We’re investigating now. Of course, it looks fixed on our end, but we’re digging in to see what could be persisting. Deleting/re-creating shouldn’t make a difference. I’ll keep you updated!

1 Like

Any news? Here the error I get:

#!/bin/bash -eo pipefail curl -sSL https://cli.openfaas.com | sudo -E sh

Finding latest version from GitHub 0.13.13 Downloading package https://github.com/openfaas/faas-cli/releases/download/0.13.13/faas-cli as /tmp/faas-cli curl: (35) OpenSSL SSL_connect: SSL_ERROR_SYSCALL in connection to github-releases.githubusercontent.com:443

CircleCI received exit code 0
1 Like

Thank you @mathieuforest for including your error message! I’ve passed it along so we can use it as part of our investigation. I will update when we know more.

Hello all,

are there any news on that bug?
I am using IP ranges as well and I am currently facing the same issue when trying to download geckodriver for automated tests. I also noticed that it works from time to time (approx. every 3rd try).
The error message for that is the following:

OpenSSL SSL_connect: Connection reset by peer in connection to github-releases.githubusercontent.com:443

I tried downloading the geckodriver with both curl and wget. Both have the same issue.

Hello everyone!

Thank you again for the patience on this issue. We pushed out today what we believe is a viable work-around to this network connectivity issue. The work-around should fix the reliability issues that were causing connections to be reset.

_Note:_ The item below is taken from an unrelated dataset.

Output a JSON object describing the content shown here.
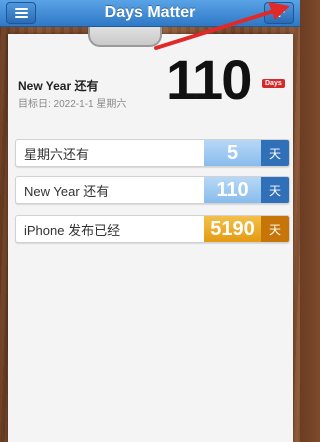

The caveat to the work-around is that if your job enables IP ranges and pushes anything to a destination that is hosted by the content delivery network (CDN) Fastly, the outgoing job traffic will not be routed through one of the well-defined IP addresses listed above. Instead, the IP address will be one of the IPs that AWS uses in the us-east-1 or us-east-2 regions. This is a known issue between AWS and Fastly that CircleCI is working to resolve.

Please reply and let us know if this does not solve the connectivity issue for your team.

cc: @jverce @mathieuforest @tmklch

1 Like

Hello everyone,

hope you are all well and healthy.
Just wanted to give you some feedback on this issue.
We are using the IP-ranges in our repo again since you fixed the issue and I have to say, it works like a charm now.
Thanks for providing such a quick fix!